In passing this law, with its intentional vagueness, the government has declared war not only on its own citizens' freedom of speech and expression, but on language itself, in a manner that matches the satirical imaginations of Franz Kafka, Joseph Heller and George Orwell. The government has decided that should an individual or organization call for or support a boycott of the State of Israel, or more to the point, any part of the State of Israel that the current Israeli government has decided constitutes a part of the State of Israel, it can be punishable by fines, provoke legal action and result in, well, a boycott of that individual or organization by the State of Israel. The aggrieved party or parties don't even have to prove damages -- they just have to go to court and complain to whomever might be presiding over such a case at such a time, and, I suppose, depending on the political sensitivities of whomever it is presiding over such a case at such a time, a number will be conjured and charged. Which I believe makes this the first law I've heard of in this ostensible democracy that potentially makes it a punishable offense for itself to be publicly disagreed with.

I mean, for instance, I can publicly disagree with a law that makes it a crime to shout "fire" in a crowded theater, or, even more dangerously, to call for violence toward an individual or group. In disagreeing with such a law, I am not shouting in a theater, or calling for violence toward anyone, and there are no legal repercussions. Even if I disagree with such laws not on the grounds of a belief in freedom of speech but because I believe one should be free to shout in a theater or call for violence to be done, I am still not in violation of the law so long as I am not calling for such action -- only disagreeing with the criminalizing of it. The "Boycott Law," on the other hand, takes things to a whole new level.

Let's say an influential individual -- a businessman, an artist, a politician -- publicly disagrees with the law because, in fact, ideologically he is favor of some particular boycott or another. Bang! An aggrieved party, in tandem with the government itself, can step forward and claim that by publicly stating his opposition to the law this individual is, in effect, promoting a boycott against the aggrieved party. So let's change this influential individual's motivation for a moment -- let's say he is against the law not because of a support for any particular boycott, but because he believes the law to be undemocratic. Bang! An aggrieved party, in tandem with the government, can still come forward and say -- "Who cares what his reasons are for opposing the law? He's a prominent figure, and by openly opposing this law he is influencing those who might be outraged by such a law to actually call for a boycott!"

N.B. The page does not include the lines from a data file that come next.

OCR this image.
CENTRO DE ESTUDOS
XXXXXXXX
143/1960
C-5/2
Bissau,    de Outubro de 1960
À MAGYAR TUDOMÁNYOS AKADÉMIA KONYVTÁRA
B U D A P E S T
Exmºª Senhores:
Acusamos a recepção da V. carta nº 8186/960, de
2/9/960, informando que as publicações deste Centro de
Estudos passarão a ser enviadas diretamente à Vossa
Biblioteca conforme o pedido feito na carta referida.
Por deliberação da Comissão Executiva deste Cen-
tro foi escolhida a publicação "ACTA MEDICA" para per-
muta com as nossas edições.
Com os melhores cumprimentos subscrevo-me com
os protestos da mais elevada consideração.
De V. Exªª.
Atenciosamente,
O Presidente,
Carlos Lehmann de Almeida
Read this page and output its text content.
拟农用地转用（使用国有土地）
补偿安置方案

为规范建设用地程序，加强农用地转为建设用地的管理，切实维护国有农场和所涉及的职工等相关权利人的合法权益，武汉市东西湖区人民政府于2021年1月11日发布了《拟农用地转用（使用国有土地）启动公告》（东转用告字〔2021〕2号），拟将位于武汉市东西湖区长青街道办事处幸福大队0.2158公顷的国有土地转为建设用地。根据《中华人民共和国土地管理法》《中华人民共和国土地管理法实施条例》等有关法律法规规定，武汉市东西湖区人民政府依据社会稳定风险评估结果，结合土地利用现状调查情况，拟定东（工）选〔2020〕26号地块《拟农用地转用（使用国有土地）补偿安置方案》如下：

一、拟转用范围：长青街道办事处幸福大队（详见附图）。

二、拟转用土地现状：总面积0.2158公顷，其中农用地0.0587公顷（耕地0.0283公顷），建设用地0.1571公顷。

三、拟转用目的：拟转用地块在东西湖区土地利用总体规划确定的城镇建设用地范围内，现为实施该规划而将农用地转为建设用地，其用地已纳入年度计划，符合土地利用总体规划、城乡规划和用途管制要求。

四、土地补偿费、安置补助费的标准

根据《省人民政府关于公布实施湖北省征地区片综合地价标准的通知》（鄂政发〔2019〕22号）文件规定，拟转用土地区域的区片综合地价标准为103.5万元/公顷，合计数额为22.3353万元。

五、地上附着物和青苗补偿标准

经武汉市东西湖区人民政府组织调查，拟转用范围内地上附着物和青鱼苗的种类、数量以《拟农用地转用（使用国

And this doesn't even begin to describe the impact of this legislation on the rights of expression of the hundreds of thousands of ordinary citizens either directly employed by the government or whose livelihoods are tangentially connected to it. Freedom of speech is a memory. Israel is well on its way down the slippery slope into a totalitarian nightmare.

When Hitler did it, we could blame the Germans. When Mao did it, we could blame the Chinese. When the Kremlin did it, we could blame the Russians. When McCarthy did it, we could blame the Irish. But this time -- barring the unlikely event that the forty-seven members of the Knesset who voted for this law were all adopted -- we can only blame ourselves.